Article ID: | iaor200329 |
Country: | United States |
Volume: | 38 |
Issue: | 4 |
Start Page Number: | 169 |
End Page Number: | 180 |
Publication Date: | Dec 2001 |
Journal: | Networks |
Authors: | Iyer Ananth V., Ye Jianming |
Keywords: | inventory, retailing |
We use a network model to choose retail prices in a grocery logistics system consisting of a warehouse (managed by a manufacturer) that supplies stores (managed by a retailer). We model retail prices as endogenous decisions that respond to store-level cost and demand parameters. The retail prices are chosen to maximize the retailer's expected profits.
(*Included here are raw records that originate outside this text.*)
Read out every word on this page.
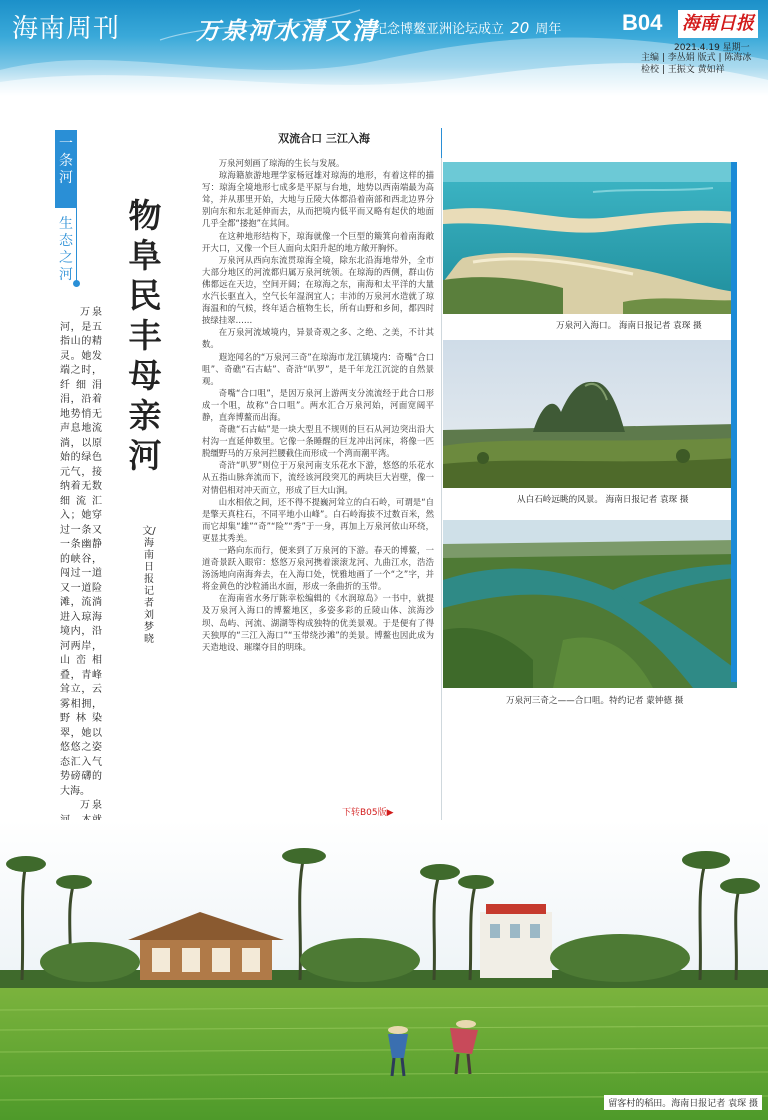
海南周刊	万泉河水清又清
纪念博鳌亚洲论坛成立 20 周年	B04 海南日报
2021.4.19 星期一
主编 | 李丛娟 版式 | 陈海冰 检校 | 王振文 黄如祥
一条河
生态之河

万泉河，是五指山的精灵。她发端之时，纤细涓涓，沿着地势悄无声息地流淌，以原始的绿色元气，接纳着无数细流汇入；她穿过一条又一条幽静的峡谷，闯过一道又一道险滩，流淌进入琼海境内，沿河两岸，山峦相叠，青峰耸立，云雾相拥，野林染翠，她以悠悠之姿态汇入气势磅礴的大海。

万泉

物阜民丰母亲河
文/海南日报记者 刘梦晓
双流合口 三江入海

万泉河刻画了琼海的生长与发展。

琼海籍旅游地理学家杨冠雄对琼海的地形，有着这样的描写：琼海全境地形七成多是平原与台地，地势以西南端最为高耸，并从那里开始，大地与丘陵大体都沿着南部和西北边界分别向东和东北延伸而去，从而把境内低平而又略有起伏的地面几乎全都“搂抱”在其间。

在这种地形结构下，琼海就像一个巨型的簸箕向着南海敞开大口，又像一个巨人面向太阳升起的地方敞开胸怀。

万泉河从西向东流贯琼海全境，除东北沿海地带外，全市大部分地区的河流都归属万泉河统领。在琼海的西侧，群山仿佛都远在天边，空间开阔；在琼海之东，南海和太平洋的大量水汽长驱直入，空气长年湿润宜人；丰沛的万泉河水造就了琼海温和的气候，终年适合植物生长，所有山野和乡间，都四时披绿挂翠……

在万泉河流域境内，异景奇观之多、之绝、之美，不计其数。

遐迩闻名的“万泉河三奇”在琼海市龙江镇境内：奇嘴“合口咀”、奇礁“石古岵”、奇浒“叭罗”，是千年龙江沉淀的自然景观。

奇嘴“合口咀”，是因万泉河上游两支分流流经于此合口形成一个咀，故称“合口咀”。两水汇合万泉河始，河面宽阔平静，直奔博鳌而出海。

奇礁“石古岵”是一块大型且不规则的巨石从河边突出沿大村沟一直延伸数里。它像一条睡醒的巨龙冲出河床，将像一匹脱缰野马的万泉河拦腰截住而形成一个湾而潮平湾。

奇浒“叭罗”则位于万泉河南支乐花水下游，悠悠的乐花水从五指山脉奔流而下，流经该河段突兀的两块巨大岩壁，像一对情侣相对冲天而立，形成了巨大山涧。

山水相依之间，还不得不提巍河耸立的白石岭，可谓是“自是擎天真柱石，不同平地小山峰”。白石岭海拔不过数百米，然而它却集“雄”“奇”“险”“秀”于一身，再加上万泉河依山环绕，更显其秀美。

一路向东而行，便来到了万泉河的下游。春天的博鳌，一道奇景跃入眼帘：悠悠万泉河携着滚滚龙河、九曲江水，浩浩汤汤地向南海奔去，在入海口处，恍雅地画了一个“之”字，并将金黄色的沙粒涌出水面，形成一条曲折的玉带。

在海南省水务厅陈幸松编辑的《水润琼岛》一书中，就提及万泉河入海口的博鳌地区，多姿多彩的丘陵山体、滨海沙坝、岛屿、河流、湖湖等构成独特的优美景观。于是便有了得天独厚的“三江入海口”“玉带绕沙滩”的美景。博鳌也因此成为天造地设、璀璨夺目的明珠。

下转B05版▶
万泉河入海口。 海南日报记者 袁琛 摄
从白石岭远眺的风景。 海南日报记者 袁琛 摄
万泉河三奇之——合口咀。特约记者 蒙钟德 摄
留客村的稻田。海南日报记者 袁琛 摄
The retail environment is captured by a three-segment retail customer model where segments differ in their reservation price, size, and propensity to stockpile. The resulting network model chooses retail prices each period to optimize profits across the horizon. Retail price variation across time is profit-maximizing because of the promotion sensitivity of the retail environment. We also model the impact of retail price variation on the manufacturer costs, warehouse inventory levels, and associated manufacturer expected profit. The suggested model is fit to a dataset consisting of retail prices and associated sales of canned soup. The model parameters as well as the residual variance are included in the decision model that generates the optimal retail prices that maximize the expected retail profit. We use model runs from the empirical dataset to show that (i) retail price variation can be profit-maximizing for the retailer, (ii) retail market-share constraints can decrease both manufacturer and retailer profits, and (iii) manufacturer price variation can be beneficial for the manufacturer and the retailer. The results show that manufacturer and retailer price variation can play a valuable role in improving logistics system performance in promotional retail environments.